Che il Covid-19 abbia determinato delle gravi ripercussioni sul mercato del lavoro è ben noto. Ma a quanto ammontano le perdite?
Di questo si è occupato un recente report a cura dell’Organizzazione Internazionale del Lavoro (OIL) secondo cui la crisi del mercato del lavoro che è stata determinata dalla pandemia di Covid-19 non sarà riassorbita fino ad almeno il 2023.
Stando all’analisi condotta dall’OIL, il deficit di posti di lavoro indotto dalla pandemia toccherà quota 75 milioni di unità nel 2021, per scendere a 23 milioni nel 2022. Quindi, nel 2023, salvo sorprese negative, dovrebbe finalmente invertirsi la rotta, con un segno positivo.
Male anche il deficit delle ore lavorate, che include non solamente la diminuzione del numero dei posti di lavoro, quanto anche la riduzione dell’orario di lavoro di quelle persone che l’occupazione sono riuscite a mantenerla: il saldo equivalente è in questo caso pari a 100 milioni di posti di lavoro a tempo pieno nel 2021 e 26 milioni di posti di lavoro a tempo pieno nel 2022.
Se poi si considera che questo deficit di posti e di ore di lavoro si integra all’interno di un contesto preesistente di livelli di disoccupazione molto alti, di sottoutilizzo della manodopera e di cattive condizioni di lavoro, ne deriva che il numero di disoccupati dovrebbe toccare quota 205 milioni di persone nel 202, ben oltre il livello di 187 milioni del 2019. A tutto ciò corrisponde un tasso di disoccupazione del 5,7%, il massimo dal 2013.
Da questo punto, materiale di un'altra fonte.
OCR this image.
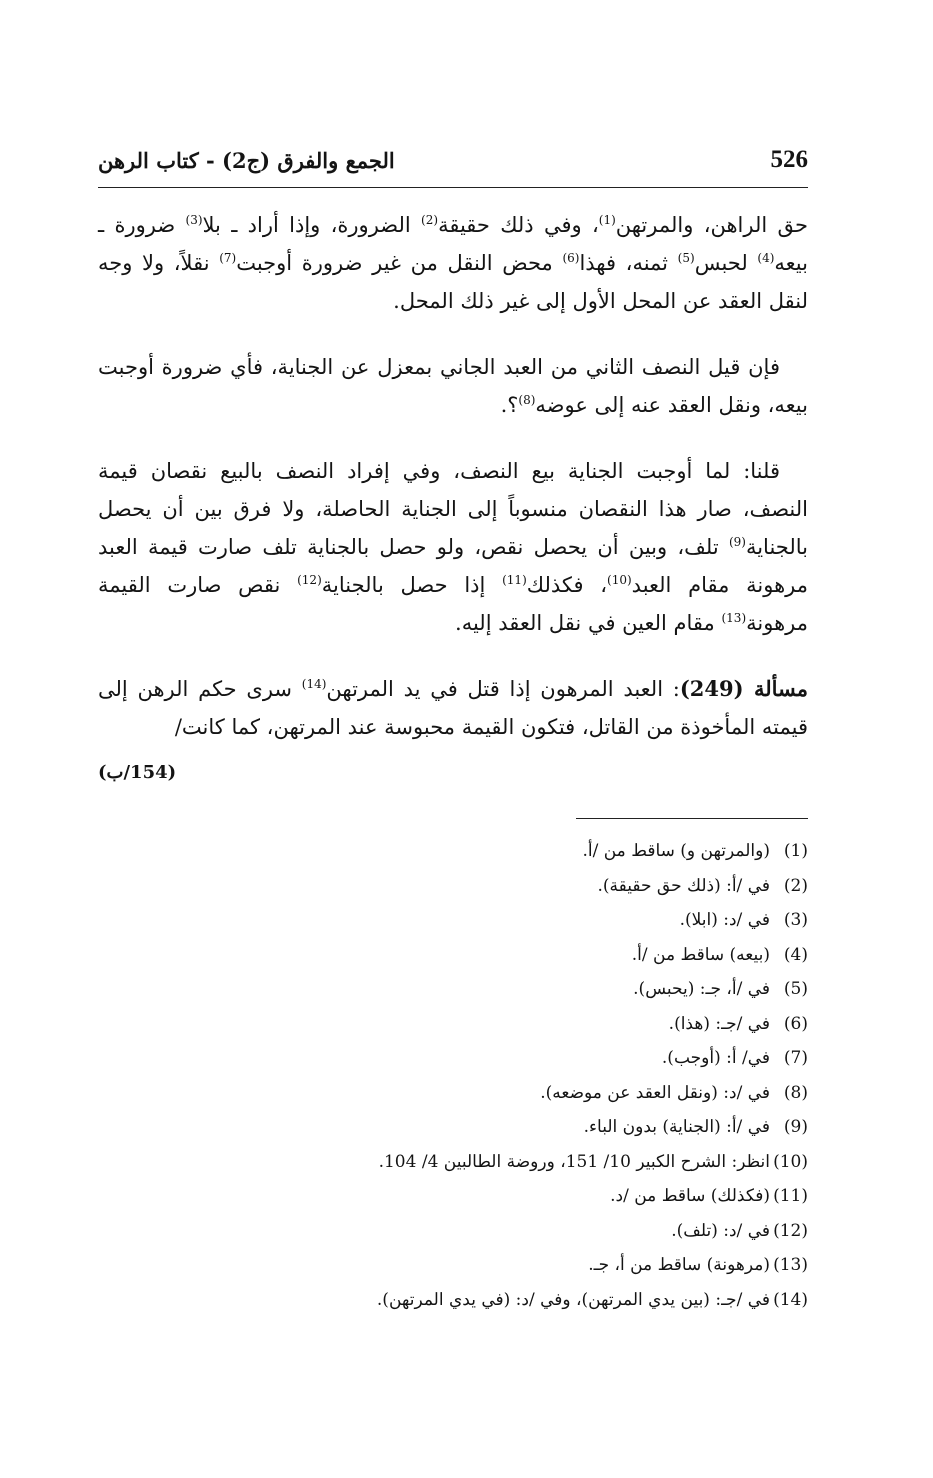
526
الجمع والفرق (ج2) - كتاب الرهن

حق الراهن، والمرتهن$^{(1)}$، وفي ذلك حقيقة$^{(2)}$ الضرورة، وإذا أراد ـ بلا$^{(3)}$ ضرورة ـ بيعه$^{(4)}$ لحبس$^{(5)}$ ثمنه، فهذا$^{(6)}$ محض النقل من غير ضرورة أوجبت$^{(7)}$ نقلاً، ولا وجه لنقل العقد عن المحل الأول إلى غير ذلك المحل.

فإن قيل النصف الثاني من العبد الجاني بمعزل عن الجناية، فأي ضرورة أوجبت بيعه، ونقل العقد عنه إلى عوضه$^{(8)}$؟.

قلنا: لما أوجبت الجناية بيع النصف، وفي إفراد النصف بالبيع نقصان قيمة النصف، صار هذا النقصان منسوباً إلى الجناية الحاصلة، ولا فرق بين أن يحصل بالجناية$^{(9)}$ تلف، وبين أن يحصل نقص، ولو حصل بالجناية تلف صارت قيمة العبد مرهونة مقام العبد$^{(10)}$، فكذلك$^{(11)}$ إذا حصل بالجناية$^{(12)}$ نقص صارت القيمة مرهونة$^{(13)}$ مقام العين في نقل العقد إليه.

مسألة (249): العبد المرهون إذا قتل في يد المرتهن$^{(14)}$ سرى حكم الرهن إلى قيمته المأخوذة من القاتل، فتكون القيمة محبوسة عند المرتهن، كما كانت/

(154/ب)
(1)(والمرتهن و) ساقط من /أ.
(2)في /أ: (ذلك حق حقيقة).
(3)في /د: (ابلا).
(4)(بيعه) ساقط من /أ.
(5)في /أ، جـ: (يحبس).
(6)في /جـ: (هذا).
(7)في/ أ: (أوجب).
(8)في /د: (ونقل العقد عن موضعه).
(9)في /أ: (الجناية) بدون الباء.
(10)انظر: الشرح الكبير 10/ 151، وروضة الطالبين 4/ 104.
(11)(فكذلك) ساقط من /د.
(12)في /د: (تلف).
(13)(مرهونة) ساقط من أ، جـ.
(14)في /جـ: (بين يدي المرتهن)، وفي /د: (في يدي المرتهن).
Per quanto concerne gli altri spunti di maggiore interesse, rileviamo rapidamente che:
- le regioni più colpite sono state America Latina, Caraibi, Europa e Asia centrale
- la crisi ha ampliato le diseguaglianze preesistenti colpendo soprattutto i lavoratori più vulnerabili
- l’occupazione femminile è diminuita del 5% contro il 3,9% di quella maschile
- l’occupazione giovanile è calata dell’8,7% contro il 3,7% degli adulti.